La troisième Conférence africaine pour la paix montre l’inquiétude croissante des capitales sahéliennes face à l’instabilité djihadiste, au moment où l’armée française se retire progressivement de cette zone. Pour la plupart des orateurs présents à Nouakchott, le bilan de la présence militaire française au Mali (où Paris avait envoyé ses troupes en 2013 pour empêcher la chute de Bamako, jusqu’à ce que l’actuel gouvernement pro russe, soutenu par la milice Wagner, réclame et obtienne leur départ en 2022) est très mauvais. «L’État malien n’a pas du tout été consolidé par cette intervention. Il s’est au contraire encore plus disloqué, explique un ministre mauritanien. L’armée française a, de facto, couvert la prédation des ressources par quelques familles et clans. La sécurité au sens large ne s’est pas améliorée en presque dix ans de présence.»

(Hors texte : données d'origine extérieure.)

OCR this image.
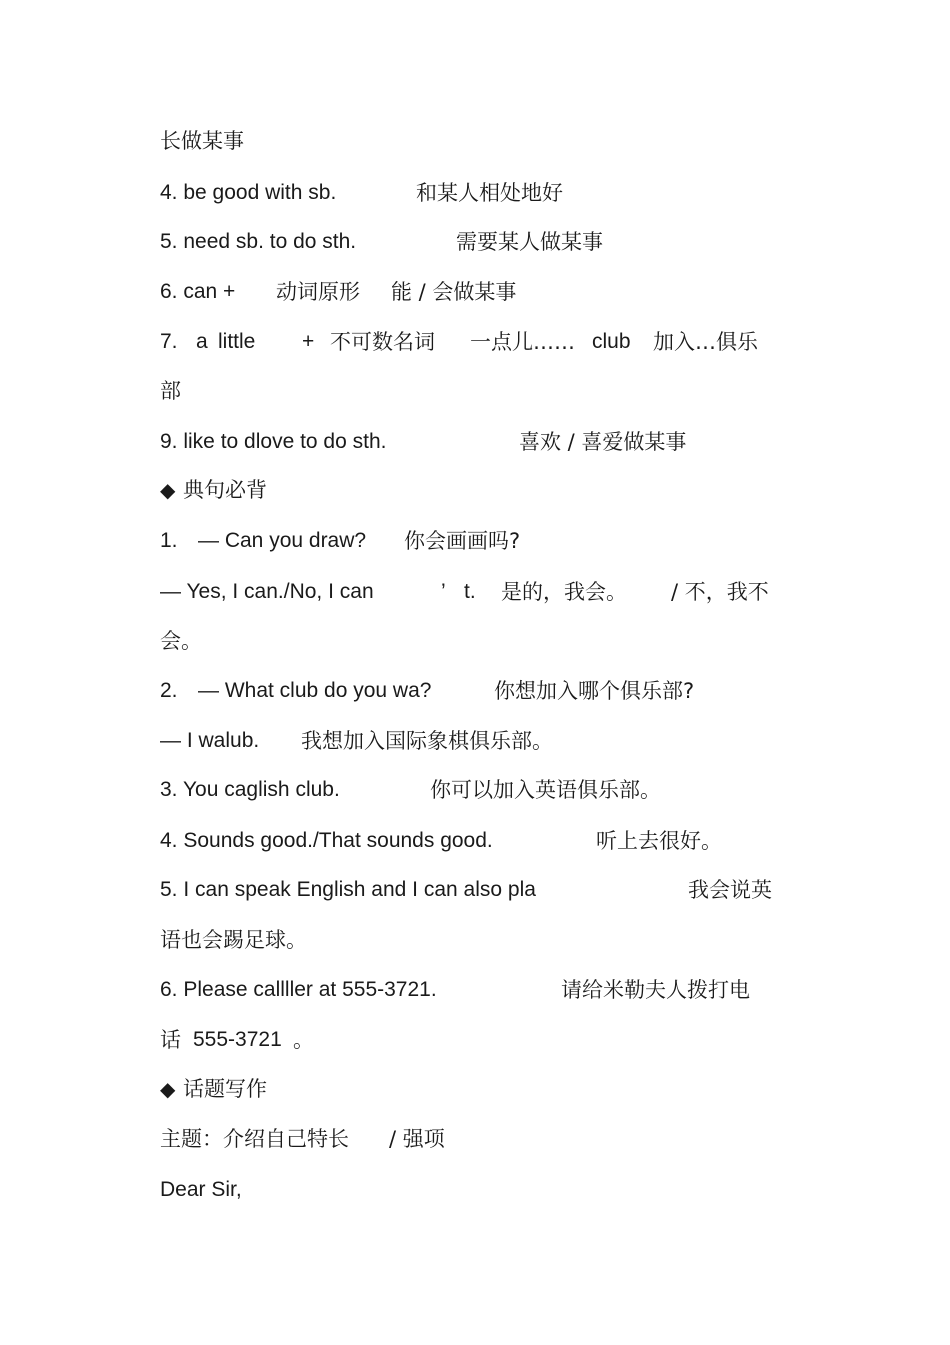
长做某事
4. be good with sb.	和某人相处地好
5. need sb. to do sth.	需要某人做某事
6. can + 动词原形 能 / 会做某事
7. a little + 不可数名词 一点儿…… club 加入…俱乐
部
9. like to dlove to do sth.	喜欢 / 喜爱做某事
◆ 典句必背
1. — Can you draw? 你会画画吗?
— Yes, I can./No, I can	’ t. 是的，我会。 / 不，我不
会。
2. — What club do you wa?	你想加入哪个俱乐部?
— I walub. 我想加入国际象棋俱乐部。
3. You caglish club.	你可以加入英语俱乐部。
4. Sounds good./That sounds good.	听上去很好。
5. I can speak English and I can also pla	我会说英
语也会踢足球。
6. Please callller at 555-3721.	请给米勒夫人拨打电
话 555-3721 。
◆ 话题写作
主题：介绍自己特长 / 强项
Dear Sir,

Remettre à l’agenda le thème de la sécurité humaine
L’antenne genevoise de la Conférence africaine pour la paix vise à remettre à l’agenda multilatéral un thème mis à mal par la pandémie de Covid-19 puis par la guerre en Ukraine et les tensions commerciales ou énergétiques mondiales: la sécurité humaine. Les ramifications de cette institution dans l’Islam africain et sa capacité à promouvoir un discours de modération religieuse sont de ce point de vue une opportunité.
L’esprit de Genève deviendra-t-il, symboliquement, une source d’inspiration pour ceux qui se battent, sur le terrain, pour réformer l’Islam?